After a tough workout, everyone’s first instinct is to reach for whatever you’ve been craving – after all, you’ve cycled your glutes to oblivion and completely deserve it… right? However, to maximise your workout results, your focus should be on rehydrating, keeping your metabolism moving, and replenishing your body’s glycogen. Here’s a guide to what is best suited to a post-workout snack, and what food should be avoided at all costs (some might surprise you!)
Say YES to:
- Clean protein Things like spirulina, salmon, tuna, eggs, quinoa, chia seeds, whey powder, cottage cheese, Greek yoghurt, chicken, lentils, Slim Secret bare bars
- Carbs (but the good kind) Banana, quinoa (yes, it makes both lists), pasta, oatmeal, sweet potato, leafy green vegetables, pineapple, berries, brown rice
- Starches (some of which double up from your carb list) Potato, rice, lentils, pasta, green bananas.

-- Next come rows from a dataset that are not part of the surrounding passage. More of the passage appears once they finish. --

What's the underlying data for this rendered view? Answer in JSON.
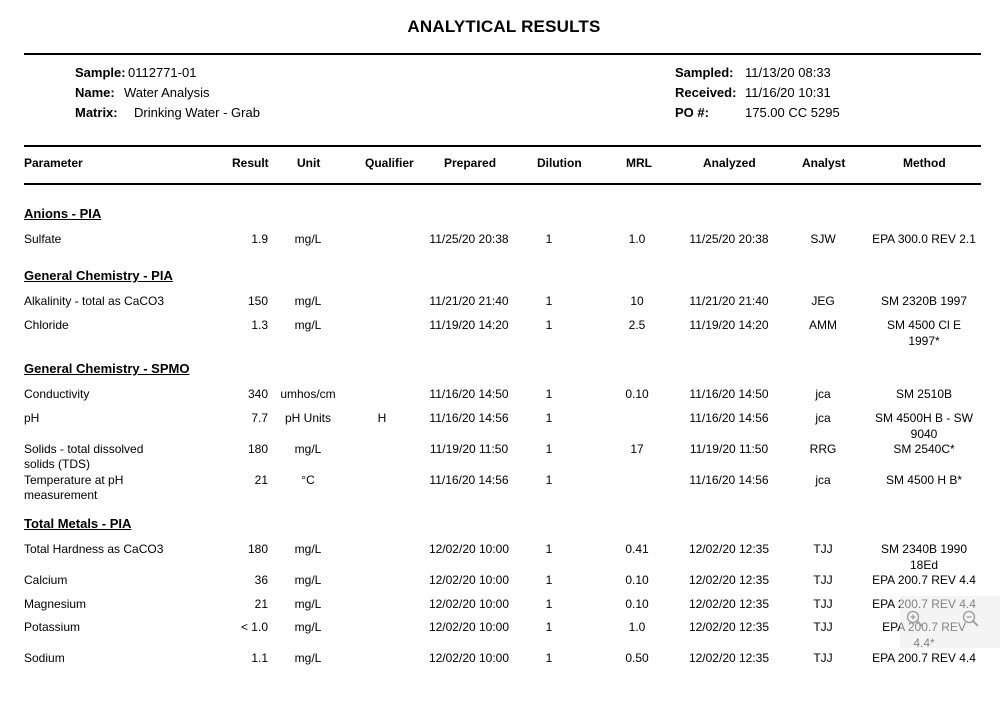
{
  "title": "ANALYTICAL RESULTS",
  "sample_info": {
    "sample_label": "Sample:",
    "sample_value": "0112771-01",
    "name_label": "Name:",
    "name_value": "Water Analysis",
    "matrix_label": "Matrix:",
    "matrix_value": "Drinking Water - Grab",
    "sampled_label": "Sampled:",
    "sampled_value": "11/13/20 08:33",
    "received_label": "Received:",
    "received_value": "11/16/20 10:31",
    "po_label": "PO #:",
    "po_value": "175.00 CC 5295"
  },
  "columns": {
    "parameter": "Parameter",
    "result": "Result",
    "unit": "Unit",
    "qualifier": "Qualifier",
    "prepared": "Prepared",
    "dilution": "Dilution",
    "mrl": "MRL",
    "analyzed": "Analyzed",
    "analyst": "Analyst",
    "method": "Method"
  },
  "sections": [
    {
      "name": "Anions - PIA",
      "rows": [
        {
          "parameter": "Sulfate",
          "parameter2": "",
          "result": "1.9",
          "unit": "mg/L",
          "qualifier": "",
          "prepared": "11/25/20 20:38",
          "dilution": "1",
          "mrl": "1.0",
          "analyzed": "11/25/20 20:38",
          "analyst": "SJW",
          "method": "EPA 300.0 REV 2.1",
          "method2": ""
        }
      ]
    },
    {
      "name": "General Chemistry - PIA",
      "rows": [
        {
          "parameter": "Alkalinity - total as CaCO3",
          "parameter2": "",
          "result": "150",
          "unit": "mg/L",
          "qualifier": "",
          "prepared": "11/21/20 21:40",
          "dilution": "1",
          "mrl": "10",
          "analyzed": "11/21/20 21:40",
          "analyst": "JEG",
          "method": "SM 2320B 1997",
          "method2": ""
        },
        {
          "parameter": "Chloride",
          "parameter2": "",
          "result": "1.3",
          "unit": "mg/L",
          "qualifier": "",
          "prepared": "11/19/20 14:20",
          "dilution": "1",
          "mrl": "2.5",
          "analyzed": "11/19/20 14:20",
          "analyst": "AMM",
          "method": "SM 4500 Cl E",
          "method2": "1997*"
        }
      ]
    },
    {
      "name": "General Chemistry - SPMO",
      "rows": [
        {
          "parameter": "Conductivity",
          "parameter2": "",
          "result": "340",
          "unit": "umhos/cm",
          "qualifier": "",
          "prepared": "11/16/20 14:50",
          "dilution": "1",
          "mrl": "0.10",
          "analyzed": "11/16/20 14:50",
          "analyst": "jca",
          "method": "SM 2510B",
          "method2": ""
        },
        {
          "parameter": "pH",
          "parameter2": "",
          "result": "7.7",
          "unit": "pH Units",
          "qualifier": "H",
          "prepared": "11/16/20 14:56",
          "dilution": "1",
          "mrl": "",
          "analyzed": "11/16/20 14:56",
          "analyst": "jca",
          "method": "SM 4500H B - SW",
          "method2": "9040"
        },
        {
          "parameter": "Solids - total dissolved",
          "parameter2": "solids (TDS)",
          "result": "180",
          "unit": "mg/L",
          "qualifier": "",
          "prepared": "11/19/20 11:50",
          "dilution": "1",
          "mrl": "17",
          "analyzed": "11/19/20 11:50",
          "analyst": "RRG",
          "method": "SM 2540C*",
          "method2": ""
        },
        {
          "parameter": "Temperature at pH",
          "parameter2": "measurement",
          "result": "21",
          "unit": "°C",
          "qualifier": "",
          "prepared": "11/16/20 14:56",
          "dilution": "1",
          "mrl": "",
          "analyzed": "11/16/20 14:56",
          "analyst": "jca",
          "method": "SM 4500 H B*",
          "method2": ""
        }
      ]
    },
    {
      "name": "Total Metals - PIA",
      "rows": [
        {
          "parameter": "Total Hardness as CaCO3",
          "parameter2": "",
          "result": "180",
          "unit": "mg/L",
          "qualifier": "",
          "prepared": "12/02/20 10:00",
          "dilution": "1",
          "mrl": "0.41",
          "analyzed": "12/02/20 12:35",
          "analyst": "TJJ",
          "method": "SM 2340B 1990",
          "method2": "18Ed"
        },
        {
          "parameter": "Calcium",
          "parameter2": "",
          "result": "36",
          "unit": "mg/L",
          "qualifier": "",
          "prepared": "12/02/20 10:00",
          "dilution": "1",
          "mrl": "0.10",
          "analyzed": "12/02/20 12:35",
          "analyst": "TJJ",
          "method": "EPA 200.7 REV 4.4",
          "method2": ""
        },
        {
          "parameter": "Magnesium",
          "parameter2": "",
          "result": "21",
          "unit": "mg/L",
          "qualifier": "",
          "prepared": "12/02/20 10:00",
          "dilution": "1",
          "mrl": "0.10",
          "analyzed": "12/02/20 12:35",
          "analyst": "TJJ",
          "method": "EPA 200.7 REV 4.4",
          "method2": ""
        },
        {
          "parameter": "Potassium",
          "parameter2": "",
          "result": "< 1.0",
          "unit": "mg/L",
          "qualifier": "",
          "prepared": "12/02/20 10:00",
          "dilution": "1",
          "mrl": "1.0",
          "analyzed": "12/02/20 12:35",
          "analyst": "TJJ",
          "method": "EPA 200.7 REV",
          "method2": "4.4*"
        },
        {
          "parameter": "Sodium",
          "parameter2": "",
          "result": "1.1",
          "unit": "mg/L",
          "qualifier": "",
          "prepared": "12/02/20 10:00",
          "dilution": "1",
          "mrl": "0.50",
          "analyzed": "12/02/20 12:35",
          "analyst": "TJJ",
          "method": "EPA 200.7 REV 4.4",
          "method2": ""
        }
      ]
    }
  ],
  "icons": {
    "zoom_in": "zoom-in-icon",
    "zoom_out": "zoom-out-icon"
  }
}
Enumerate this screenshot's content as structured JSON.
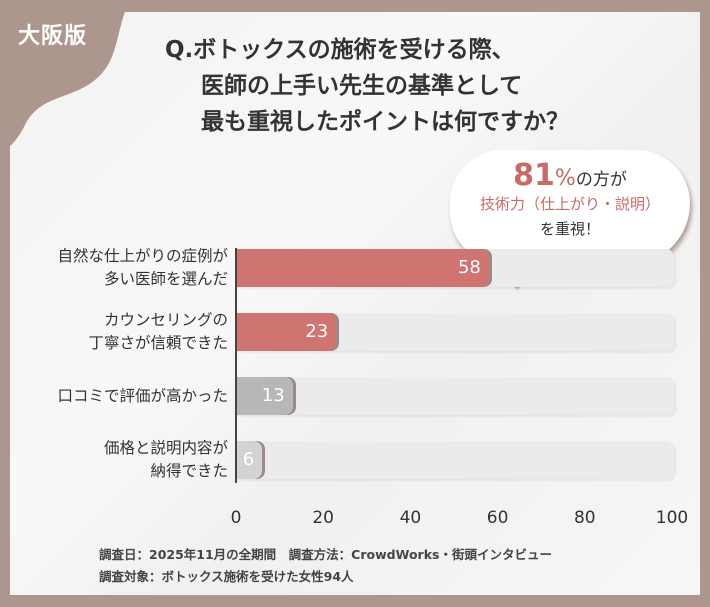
{
  "badge": "大阪版",
  "title": [
    "Q.ボトックスの施術を受ける際、",
    "医師の上手い先生の基準として",
    "最も重視したポイントは何ですか？"
  ],
  "bubble": {
    "number": "81",
    "percent": "%",
    "line1_rest": "の方が",
    "line2": "技術力（仕上がり・説明）",
    "line3": "を重視！"
  },
  "colors": {
    "background": "#ad968d",
    "highlight": "#cf7470",
    "neutral": "#b8b6b6",
    "track": "#ecebeb"
  },
  "chart_data": {
    "type": "bar",
    "orientation": "horizontal",
    "categories": [
      [
        "自然な仕上がりの症例が",
        "多い医師を選んだ"
      ],
      [
        "カウンセリングの",
        "丁寧さが信頼できた"
      ],
      [
        "口コミで評価が高かった"
      ],
      [
        "価格と説明内容が",
        "納得できた"
      ]
    ],
    "values": [
      58,
      23,
      13,
      6
    ],
    "bar_colors": [
      "#cf7470",
      "#cf7470",
      "#b8b6b6",
      "#d3d2d2"
    ],
    "xlim": [
      0,
      100
    ],
    "xticks": [
      "0",
      "20",
      "40",
      "60",
      "80",
      "100"
    ],
    "grid": false
  },
  "footer": [
    "調査日：2025年11月の全期間　調査方法：CrowdWorks・街頭インタビュー",
    "調査対象：ボトックス施術を受けた女性94人"
  ]
}
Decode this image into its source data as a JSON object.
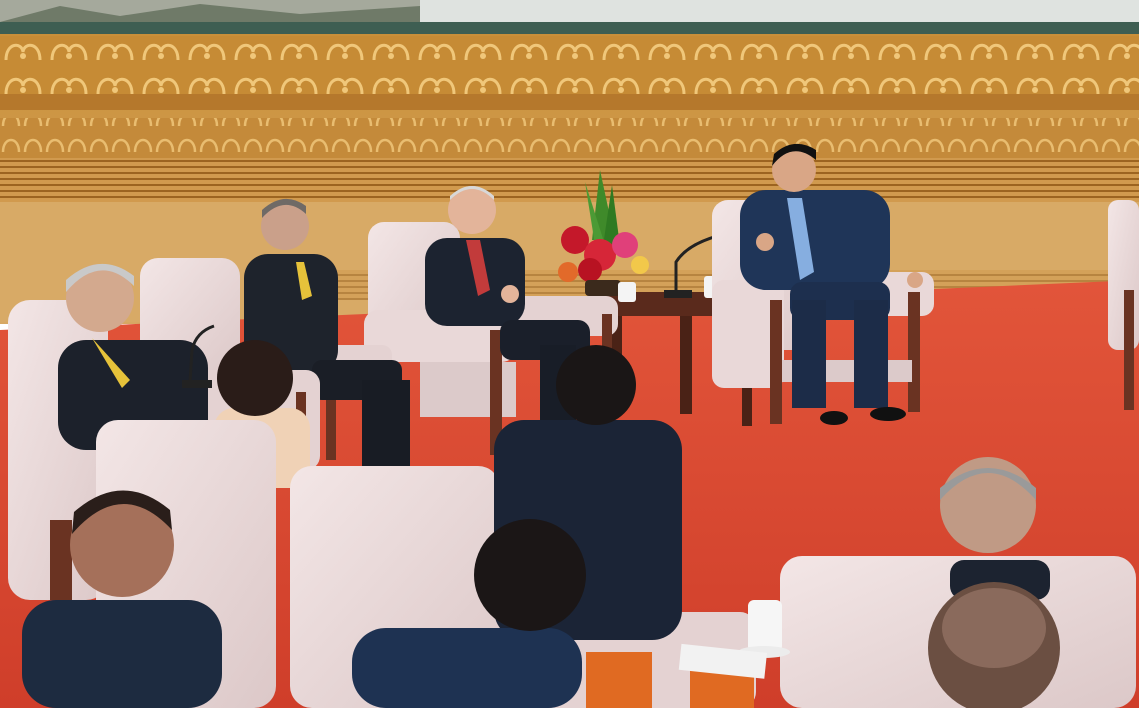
{
  "scene": {
    "description_kind": "photograph",
    "colors": {
      "wall_frieze": "#c8903a",
      "wall_panel": "#d9a860",
      "carpet": "#d8452e",
      "armchair": "#ecdcdc",
      "suit": "#1c2330",
      "suit_blue": "#1f3558",
      "table_wood": "#5a2a1c",
      "flowers_red": "#c4182a",
      "flowers_green": "#3f8a2a"
    },
    "icons": [
      "microphone-icon",
      "teacup-icon",
      "flower-arrangement-icon",
      "name-card-icon"
    ]
  }
}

- Water Okay, well it is not quite eating, but it is just as important. To help your metabolism and digestion, as well as just to hydrate after all that sweat, make sure you put lots of H2O back into your body.
Say NO to:
- Sugary drinks (soft drinks in particular) as your body needs to rehydrate. Stick to water. It’s the best option.
- Chilli or spicy food. Hot foods and any condiments with spice are hard to digest so not suitable post-workout.
- Red meat. It is a great source of protein but it is more difficult to digest, so you’re better to go for one of the options listed above.
- Cheese. It might be a protein, but it is highly processed. So, anything other than cottage cheese is a no.
- Raw vegetables. This may seem a really surprising one. While they are great for you at any other time, they fill you up quickly (meaning you’re less likely to eat other things with them) and eaten raw don’t have enough of the protein, carbs or starch you require to replenish your energy after a workout.
- Oily or fatty food. And that includes any fast food as well! What’s the point in undoing all that good!? Plus, like many of the other foods on the “no list” it is also not easily digested and will actually slow down the digestion of any other good foods you’re eating with it.
- Nuts. Another surprising one, and a little like the raw vegetables they just don’t do enough in a short space of time that your body needs post workout because nuts release energy slowly, and therefore also slow digestion too.
- Coffee. If you work out in the morning and can’t live without your daily dose of caffeine, then make sure you have it before your exercise. Pre-workout, caffeine has been shown to improve performance and help muscles, but post-workout it is a no-go zone. After exercise our cortisol levels are already increased, and caffeine only adds to that, playing havoc with hormones. And while the science is particularly complicated and there are other physiological reasons involved, what it really boils down to is that when it comes to drink you should be reaching for the water bottle above anything else!